An enzyme which catalyzes the conversion of certain 4-alkyl-o-benzoquinones to 2-hydroxy-p-quinone methides has been purified to apparent homogeneity from the hemolymph of Sarcophaga bullata by employing conventional protein purification techniques. The purified enzyme migrated with an approximate molecular weight of 98,000 on gel filtration chromatography. On sodium dodecyl sulfate-polyacrylamide gel electrophoresis, it migrated as a single band with a molecular weight of 46,000, indicating that it is made up of two identical subunits. It exhibited a pH optimum of 6.0 and readily converted chemically synthesized as well as enzymatically generated quinones derived from N-acetyldopamine, N-beta-alanyldopamine, and 3,4-dihydroxyphenethyl alcohol to highly unstable 2-hydroxy-p-quinone methides. The quinone methides thus formed were rapidly and nonenzymatically hydrated to form side chain hydroxylated o-diphenols as the stable product. In support of this proposition, when the enzyme reaction with N-acetyldopamine quinone was conducted in the presence of 10% methanol, racemic beta-methoxy-N-acetyldopamine was recovered as an additional product. The quinones of N-acetylnorepinephrine, N-beta-alanylnorepinephrine, and 3,4-dihydroxyphenylglycol were also attacked by the isomerase, resulting in the formation of N-acetylarterenone, N-beta-alanylarterenone and 2-hydroxy-3',4'-dihydroxyacetophenone, respectively as the stable products. The isomerase converted the dihydrocaffeiyl methyl amide quinone to its quinone methide analog which rapidly tautomerized to yield caffeiyl methyl amide. The importance of quinone isomerase in insect immunity and sclerotization of insect cuticle is discussed.
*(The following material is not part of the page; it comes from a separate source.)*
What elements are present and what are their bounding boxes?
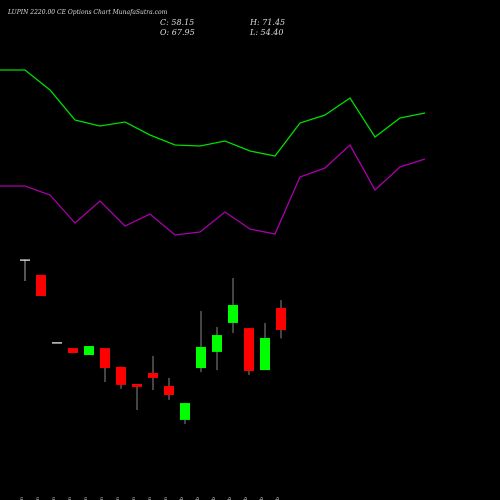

Biosynthesis of dehydro-N-acetyldopamine by a soluble enzyme preparation from the larval cuticle of Sarcophaga bullata involves intermediary formation of N-acetyldopamine quinone and N-acetyldopamine quinone methide.[Pubmed:2134025]
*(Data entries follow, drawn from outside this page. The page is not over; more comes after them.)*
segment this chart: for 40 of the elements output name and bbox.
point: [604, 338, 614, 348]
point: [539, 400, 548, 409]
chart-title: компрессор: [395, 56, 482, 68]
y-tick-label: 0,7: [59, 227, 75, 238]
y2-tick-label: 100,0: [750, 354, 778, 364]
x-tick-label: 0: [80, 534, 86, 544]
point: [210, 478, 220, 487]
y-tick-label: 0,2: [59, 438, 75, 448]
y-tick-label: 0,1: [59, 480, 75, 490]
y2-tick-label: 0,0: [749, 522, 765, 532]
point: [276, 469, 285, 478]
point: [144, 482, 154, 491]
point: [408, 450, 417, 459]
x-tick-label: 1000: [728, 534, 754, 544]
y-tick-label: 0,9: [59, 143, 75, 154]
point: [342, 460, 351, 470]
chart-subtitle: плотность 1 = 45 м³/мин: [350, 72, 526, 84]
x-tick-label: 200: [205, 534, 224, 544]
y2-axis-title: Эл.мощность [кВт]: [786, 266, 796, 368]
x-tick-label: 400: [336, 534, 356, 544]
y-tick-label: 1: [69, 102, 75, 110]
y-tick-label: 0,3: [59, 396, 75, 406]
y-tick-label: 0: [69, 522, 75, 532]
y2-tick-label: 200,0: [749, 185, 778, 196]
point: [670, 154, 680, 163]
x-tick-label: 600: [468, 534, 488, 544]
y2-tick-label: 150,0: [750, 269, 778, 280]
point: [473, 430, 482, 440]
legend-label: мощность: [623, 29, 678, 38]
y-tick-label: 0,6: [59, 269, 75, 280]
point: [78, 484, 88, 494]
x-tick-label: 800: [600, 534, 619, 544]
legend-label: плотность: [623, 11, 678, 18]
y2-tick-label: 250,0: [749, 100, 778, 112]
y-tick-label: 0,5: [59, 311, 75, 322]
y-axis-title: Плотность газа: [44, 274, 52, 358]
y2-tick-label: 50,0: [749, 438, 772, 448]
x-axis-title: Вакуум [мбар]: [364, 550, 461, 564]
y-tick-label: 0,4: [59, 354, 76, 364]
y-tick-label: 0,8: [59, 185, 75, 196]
Arch Insect Biochem Physiol. 1990;15(4):237-54.
The enzymes involved in the side chain hydroxylation and side chain desaturation of the sclerotizing precursor N-acetyldopamine (NADA) were obtained in the soluble form from the larval cuticle of Sarcophaga bullata and the mechanism of the reaction was investigated. Phenylthiourea, a well-known inhibitor of phenoloxidases, drastically inhibited both the reactions, indicating the requirement of a phenoloxidase component. N-acetylcysteine, a powerful quinone trap, trapped the transiently formed NADA quinone and prevented the production of both N-acetylnorepinephrine and dehydro NADA. Exogenously added NADA quinone was readily converted by these enzyme preparations to N-acetylnorepinephrine and dehydro NADA. 4-Alkyl-o-quinone:2-hydroxy-p-quinone methide isomerase obtained from the cuticular preparations converted chemically synthesized NADA quinone to its quinone methide. The quinone methide formed reacted rapidly and nonenzymatically with water to form N-acetylnorepinephrine as the stable product. Similarly 4-(2-hydroxyethyl)-o-benzoquinone was converted to 3,4-dihydroxyphenyl glycol. When the NADA quinone-quinone isomerase reaction was performed in buffer containing 10% methanol, beta-methoxy NADA was obtained as an additional product. Furthermore, the quinones of N-acetylnorepinephrine and 3,4-dihydroxyphenyl glycol were converted to N-acetylarterenone and 2-hydroxy-3',4'-dihydroxyacetophenone, respectively, by the enzyme. Comparison of nonenzymatic versus enzymatic transformation of NADA to N-acetylnorepinephrine revealed that the enzymatic reaction is at least 100 times faster than the nonenzymatic rate. Resolution of the NADA desaturase system on Benzamidine Sepharose and Sephacryl S-200 columns yielded the above-mentioned quinone isomerase and NADA quinone methide:dehydro NADA isomerase. The latter, on reconstitution with mushroom tyrosinase and hemolymph quinone isomerase, catalyzed the biosynthesis of dehydro NADA from NADA with the intermediary formation of NADA quinone and NADA quinone methide. The results are interpreted in terms of the quinone methide model elaborated by our group [Sugumaran: Adv. Insect Physiol. 21:179-231, 1988; Sugumaran et al.: Arch. Insect Biochem. Physiol. 11:109, 1989] and it is concluded that the two enzyme beta-sclerotization model [Andersen: Insect Biochem. 19:59-67, 375-382, 1989] is inadequate to account for various observations made on insect cuticle.